The IPKat read with interest a Times interview with David Lammy, Minister for Intellectual Property, Higher Education and Skills (though it’s not too clear where the interview stops and the commentary starts).
It appears that the interview as timed to coincide with Lord Carter’s Digital Britain report, though that’s not coming out now until later in the week. However, at risk of giving at least part of the game away, Mr Lammy suggested that plans to force ISPs to cut the internet access of serial downloaders may have stalled. He pointed instead to the memorandum of understanding signed last July by ISPs and the music industry, which included ISPs sending out letters to those caught illegally downloading.
Mr Lammy noted:
“[Y]ounger people not quite buying into the system…We can't have a system where we're talking about arresting teenagers in their bedrooms. People can rent a room in an hotel and leave with a bar of soap - there's a big difference between leaving with a bar of soap and leaving with the television.”
An unnamed 'senior figure’ from the music industry noted:
“The relative cost of stealing a bar of soap from an hotel might be small, but if it came to seven million people nicking the soap each year, which is what we have in the music industry, I'm sure that hotel chain would do something about it.”
The IPKat is having trouble getting his head round Mr Lammy’s analogy. Surely it is theft to take bars of soap from hotel rooms, unless of course it’s one that you’ve started to use, but hotels turn a blind eye. Or perhaps the Kat is wrong, and there’s some sort of implied consent to the soap being taken – after all, the hotels have put it there in the knowledge that it is likely to be taken. Can some kind criminal lawyer help the IPKat’s poor brain?
What the IPKat is sure about though is that the music industry response just doesn’t work. The IPKat is sure that 7 million people do take soap from hotel rooms across the industry every year. The respondent is skewing the analogy by treating the music industry as one collective entity but dividing hotels into individual chains.
The Kat also notes the suggest in the article that Lord Carter may call from a levy on internet access to be paid to the music industry. The IPKat’s not too happy about this – what about the millions of people who don’t use the internet for downloading music and films, or those who already pay the music industry by sourcing legal downloads? Why should they pay?
The IPKat is not a exactly a huge fan of Mr Lammy, is he?
ReplyDeleteIf the record labels had been making horse-drawn carts in the early 20th century, they'd have called for a levy on cars.
ReplyDeleteAs distinct from, say, trying to work out how to develop new business models for the motor age. Where's the fun in that?
I agree entirely with John H. The music industry should move with the times, accept the new challenges and find innovative ways to make money.
ReplyDeleteSurely the flaw in the "bar of soap" analogy is that the hotel guest has paid for rental of the hotel room, and the bar of soap is left in return as a 'complimentary' gift for the guest's use. On the other hand, the television in the room (along with the bed, towels, dressing gown etc.) is left for the guest to use as part of the rental agreement, but not to take away.
ReplyDeleteOn the other hand, a file-sharer has not paid anything in return for the music being downloaded, except perhaps for his internet access.
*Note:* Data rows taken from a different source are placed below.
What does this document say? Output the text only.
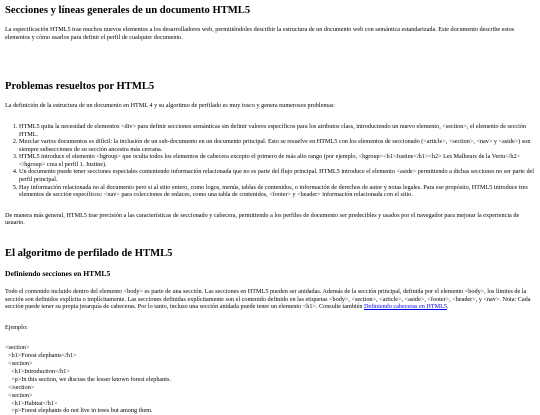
Secciones y líneas generales de un documento HTML5

La especificación HTML5 trae muchos nuevos elementos a los desarrolladores web, permitiéndoles describir la estructura de un documento web con semántica estandarizada. Este documento describe estos elementos y cómo usarlos para definir el perfil de cualquier documento.

Problemas resueltos por HTML5

La definición de la estructura de un documento en HTML 4 y su algoritmo de perfilado es muy tosco y genera numerosos problemas:

1. HTML5 quita la necesidad de elementos <div> para definir secciones semánticas sin definir valores específicos para los atributos class, introduciendo un nuevo elemento, <section>, el elemento de sección HTML.
2. Mezclar varios documentos es difícil: la inclusión de un sub-documento en un documento principal. Esto se resuelve en HTML5 con los elementos de seccionado (<article>, <section>, <nav> y <aside>) son siempre subsecciones de su sección ancestra más cercana.
3. HTML5 introduce el elemento <hgroup> que oculta todos los elementos de cabecera excepto el primero de más alto rango (por ejemplo, <hgroup><h1>Justine</h1><h2> Les Malheurs de la Vertu</h2></hgroup> crea el perfil 1. Justine).
4. Un documento puede tener secciones especiales conteniendo información relacionada que no es parte del flujo principal. HTML5 introduce el elemento <aside> permitiendo a dichas secciones no ser parte del perfil principal.
5. Hay información relacionada no al documento pero si al sitio entero, como logos, menús, tablas de contenidos, o información de derechos de autor y notas legales. Para ese propósito, HTML5 introduce tres elementos de sección específicos: <nav> para colecciones de enlaces, como una tabla de contenidos, <footer> y <header> información relacionada con el sitio.

De manera más general, HTML5 trae precisión a las características de seccionado y cabecera, permitiendo a los perfiles de documento ser predecibles y usados por el navegador para mejorar la experiencia de usuario.

El algoritmo de perfilado de HTML5
Definiendo secciones en HTML5

Todo el contenido incluido dentro del elemento <body> es parte de una sección. Las secciones en HTML5 pueden ser anidadas. Además de la sección principal, definida por el elemento <body>, los límites de la sección son definidos explícita o implícitamente. Las secciones definidas explícitamente son el contenido definido en las etiquetas <body>, <section>, <article>, <aside>, <footer>, <header>, y <nav>. Nota: Cada sección puede tener su propia jerarquía de cabeceras. Por lo tanto, incluso una sección anidada puede tener un elemento <h1>. Consulte también Definiendo cabeceras en HTML5.

Ejemplo:

<section>
<h1>Forest elephants</h1>
<section>
<h1>Introduction</h1>
<p>In this section, we discuss the lesser known forest elephants.
</section>
<section>
<h1>Habitat</h1>
<p>Forest elephants do not live in trees but among them.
Mr Lammy's analogy should be more along the lines that file sharing is like recording the Pay-Per-View movies from the hotel television and then posting copies on the Internet, or perhaps even breaking into a hotel in order to do so. That would not, however, give such a neat distinction.
Hotels and hotel chains have built the price of the 'courtesy' soap into their business model. They have monetised their soap. In fact every bar of soap NOT taken is probably a bonus. The recorded music industry has not, as yet, worked out any sort of effective business model to monetise copyrights in the digital age - although somewhere in the hot tub between Mr Lammy, Andy Burnham, the Recorded Industry Association of America and President Sarkozy is a business model waiting to happen. But who wants to look for the soap first ....
ReplyDeleteThe IPKat wasn't intending to be too critical of Mr Lammy here. To clarify, the comment about where the interview stops was more a reflection of the journalist than the Minister. The IPKat wasn't criticising the analogy employed by the Minster per se - it got the feline thinking but, like all analogies, he suspects it's flawed.
ReplyDeleteIn common? Like soap, they are all slippery, impossible to grasp, unpleasant if ingested, and will be washed away in time...
ReplyDeleteThe analogy made is as flawed as it possibly can be. It is worrying that the minister in charge of IP matters compares songs (that have the power to inspire us, to brighten up our day...) to a bar of (complementary) soap... worrying indeed.
ReplyDeleteWhatever one might think about the analogy, Mr Lammy hits on a basic fact that lawmakers would do well to address. What is the social legitimacy of a legal monopoly (i.e. a mere policy instrument, as opposed to a natural right) that people breach without even realizing they committed a crime or, increasingly, consider it is not a crime to breach ?
ReplyDeleteMoreover, as John H points out, it's quite unfortunate that legal monopolies that were supposed to protect and encourage innovation are actually used to thwart new technologies when they happen to disrupt existing business models.